Dodd is also taking advantage of every Teesside student having free access to Adobe Creative Cloud. Through a pioneering assignment called “Global Brands”, Dodd asked each of her students to create a new brand from scratch using Adobe Illustrator, including a brand identity and a working website.

This was new and exciting territory. For the first time, Dodd’s students got a taste of what it means to create and position a brand, from the basics of storytelling through to the development of a visual concept, and finally to using technology to bring their story to life.

“We didn’t just partner with Adobe to develop new teaching resources. This endeavour is all about empowering students through better ways of learning, and there’s no better way than by encouraging them to explore Adobe’s technologies for themselves,” says Dodd.

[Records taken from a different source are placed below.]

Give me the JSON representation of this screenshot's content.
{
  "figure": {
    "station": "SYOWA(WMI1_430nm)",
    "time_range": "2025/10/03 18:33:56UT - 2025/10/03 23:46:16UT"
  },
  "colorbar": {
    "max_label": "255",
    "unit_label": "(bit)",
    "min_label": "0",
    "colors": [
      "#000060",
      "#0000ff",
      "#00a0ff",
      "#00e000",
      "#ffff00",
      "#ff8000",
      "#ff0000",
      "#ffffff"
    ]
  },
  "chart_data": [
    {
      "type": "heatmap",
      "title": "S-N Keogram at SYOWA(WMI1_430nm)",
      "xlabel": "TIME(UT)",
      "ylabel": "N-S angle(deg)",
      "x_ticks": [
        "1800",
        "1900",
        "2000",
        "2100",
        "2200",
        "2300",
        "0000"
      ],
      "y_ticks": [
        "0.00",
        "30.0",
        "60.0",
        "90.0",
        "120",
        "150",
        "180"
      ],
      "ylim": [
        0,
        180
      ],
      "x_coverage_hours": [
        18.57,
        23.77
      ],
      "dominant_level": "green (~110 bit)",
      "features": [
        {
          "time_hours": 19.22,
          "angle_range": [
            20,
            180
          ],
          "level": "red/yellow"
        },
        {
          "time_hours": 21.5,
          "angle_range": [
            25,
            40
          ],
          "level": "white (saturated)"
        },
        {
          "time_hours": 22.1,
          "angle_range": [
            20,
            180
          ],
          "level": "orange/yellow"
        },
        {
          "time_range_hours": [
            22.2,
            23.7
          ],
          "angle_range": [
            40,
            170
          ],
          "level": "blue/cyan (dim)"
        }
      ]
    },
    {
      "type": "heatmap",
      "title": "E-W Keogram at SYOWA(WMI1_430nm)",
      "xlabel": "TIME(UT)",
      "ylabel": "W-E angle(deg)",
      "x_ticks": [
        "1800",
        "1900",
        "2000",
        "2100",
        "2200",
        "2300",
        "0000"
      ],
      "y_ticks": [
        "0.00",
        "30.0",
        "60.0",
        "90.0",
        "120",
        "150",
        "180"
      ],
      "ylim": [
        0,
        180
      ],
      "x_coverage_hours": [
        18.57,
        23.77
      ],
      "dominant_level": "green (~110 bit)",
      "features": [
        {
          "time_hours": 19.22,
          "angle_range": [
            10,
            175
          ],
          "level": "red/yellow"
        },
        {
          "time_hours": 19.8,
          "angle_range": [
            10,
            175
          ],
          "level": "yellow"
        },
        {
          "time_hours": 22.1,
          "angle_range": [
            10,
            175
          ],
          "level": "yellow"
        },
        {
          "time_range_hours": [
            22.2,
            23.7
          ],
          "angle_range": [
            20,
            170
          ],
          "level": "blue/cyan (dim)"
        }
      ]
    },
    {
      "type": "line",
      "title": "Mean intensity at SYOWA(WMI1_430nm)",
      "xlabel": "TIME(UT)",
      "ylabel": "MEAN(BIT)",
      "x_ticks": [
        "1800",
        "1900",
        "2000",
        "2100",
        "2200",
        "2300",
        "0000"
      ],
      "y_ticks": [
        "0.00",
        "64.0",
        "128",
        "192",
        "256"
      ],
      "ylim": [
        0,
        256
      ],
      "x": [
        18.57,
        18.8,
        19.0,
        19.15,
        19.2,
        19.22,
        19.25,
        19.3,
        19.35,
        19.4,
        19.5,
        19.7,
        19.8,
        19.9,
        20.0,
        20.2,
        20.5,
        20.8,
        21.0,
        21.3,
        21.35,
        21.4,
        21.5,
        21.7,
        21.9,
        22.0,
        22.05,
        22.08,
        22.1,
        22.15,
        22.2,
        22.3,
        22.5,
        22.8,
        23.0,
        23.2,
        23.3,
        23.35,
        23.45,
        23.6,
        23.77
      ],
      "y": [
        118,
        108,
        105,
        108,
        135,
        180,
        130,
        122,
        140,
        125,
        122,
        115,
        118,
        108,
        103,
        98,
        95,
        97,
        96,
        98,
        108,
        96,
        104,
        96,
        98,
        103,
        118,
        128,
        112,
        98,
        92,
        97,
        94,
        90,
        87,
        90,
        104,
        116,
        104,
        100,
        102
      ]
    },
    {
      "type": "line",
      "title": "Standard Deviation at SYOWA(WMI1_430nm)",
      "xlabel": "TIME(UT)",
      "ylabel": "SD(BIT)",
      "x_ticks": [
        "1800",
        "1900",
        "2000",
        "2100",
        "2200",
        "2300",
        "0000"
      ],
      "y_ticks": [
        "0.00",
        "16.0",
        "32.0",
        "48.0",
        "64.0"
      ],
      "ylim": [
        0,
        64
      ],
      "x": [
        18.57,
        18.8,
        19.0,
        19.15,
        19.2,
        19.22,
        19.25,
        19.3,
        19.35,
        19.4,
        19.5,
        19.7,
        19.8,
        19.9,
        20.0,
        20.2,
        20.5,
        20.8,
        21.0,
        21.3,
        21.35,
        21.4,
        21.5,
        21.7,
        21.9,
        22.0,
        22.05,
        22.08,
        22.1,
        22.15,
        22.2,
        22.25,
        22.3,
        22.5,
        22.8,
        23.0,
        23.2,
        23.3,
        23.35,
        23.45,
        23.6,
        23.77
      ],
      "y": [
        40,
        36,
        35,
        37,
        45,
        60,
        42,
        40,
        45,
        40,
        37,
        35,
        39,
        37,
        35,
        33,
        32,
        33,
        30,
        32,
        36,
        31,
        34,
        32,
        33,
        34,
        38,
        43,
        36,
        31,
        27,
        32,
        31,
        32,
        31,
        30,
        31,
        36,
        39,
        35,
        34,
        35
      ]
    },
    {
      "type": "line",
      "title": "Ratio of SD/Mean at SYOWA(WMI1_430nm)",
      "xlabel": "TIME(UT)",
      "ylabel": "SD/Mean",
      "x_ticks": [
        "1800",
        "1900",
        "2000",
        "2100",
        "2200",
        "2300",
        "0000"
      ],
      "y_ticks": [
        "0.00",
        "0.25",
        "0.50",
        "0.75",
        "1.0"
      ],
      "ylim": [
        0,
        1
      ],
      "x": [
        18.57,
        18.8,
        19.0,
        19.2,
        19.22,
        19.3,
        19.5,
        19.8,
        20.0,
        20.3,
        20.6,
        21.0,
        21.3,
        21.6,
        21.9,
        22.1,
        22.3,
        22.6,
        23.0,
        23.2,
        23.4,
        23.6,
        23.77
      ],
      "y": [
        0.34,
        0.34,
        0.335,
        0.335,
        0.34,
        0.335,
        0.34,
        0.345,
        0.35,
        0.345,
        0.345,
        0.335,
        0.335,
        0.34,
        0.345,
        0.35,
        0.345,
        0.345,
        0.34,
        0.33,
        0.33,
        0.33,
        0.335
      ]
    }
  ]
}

The “Global Brands” project was also a testbed for a new approach to project feedback. Students posted their work in a Microsoft Teams chat, where their peers would then review it and share notes. On top of being a healthy way to share constructive feedback between them, it was also more reflective of how creativity is critiqued in the professional world.

What’s more, peer reviews gave students the space to lead their own creative journeys and work more collaboratively. They learn to be vulnerable, which builds their tolerance for uncertainty, and to be more introspective, which breeds self-improvement. In short, Dodd was helping her students to become resilient, work-ready graduates.

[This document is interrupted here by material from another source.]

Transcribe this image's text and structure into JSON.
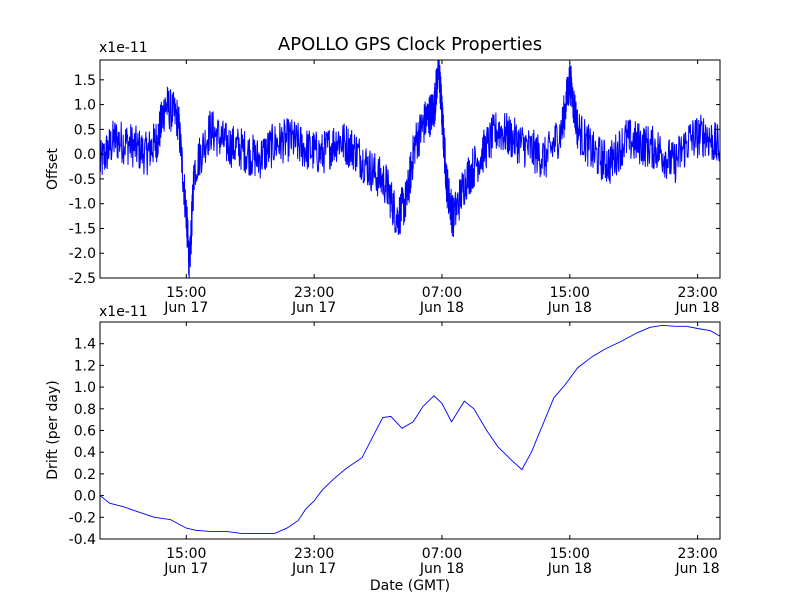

“This module has made me go out of my comfort zone to get skills I would have never gone out of my way to acquire,” said one MA student.

While another said the project “made me believe more in my abilities, especially with digital technology such as Adobe Spark and Illustrator.”

The results of “Global Brands” were excellent. Dodd realised she had unintentionally provided students with a formative assessment point to develop their learning through iterative practice. This in turn informed a new delivery approach that embedded a formative assessment process into her “Media Project module and yielded exceptional results. The project had a 100% pass rate, and every single one of Dodd’s students progressed to the next year of their education. What’s more, 80% of them welcomed the new digital delivery model for their coursework.

“I would definitely prefer this model” said one year-two student of the updated Media Project approach. “It’s like floating on a really calm river, gently nudging us along. I wish there was that sort of creative outlet [for all modules].”

A healthy dose of creativity

Two years after becoming an Adobe Creative Campus, Teesside University continues to transform its teaching approach and bring new faculties on board with the programme. Going paperless has also made it easier for staff to coordinate with their colleagues and students.

The goal for teachers like Dodd, who is also the school’s Adobe Creative Campus Lead, is to help students in every field to explore their creativity and improve their digital literacy. In turn, this will prepare them to use digital tools to tackle innovative projects in the workplace find creative solutions to the problems of tomorrow.

“From our business school to our engineering courses, Adobe is helping us to inject a healthy dose of creativity into the Teesside student experience,” says Dodd. “As teachers, it’s on us to take advantage of this opportunity and ensure students graduate with the digital skills they need to succeed in today’s job market.”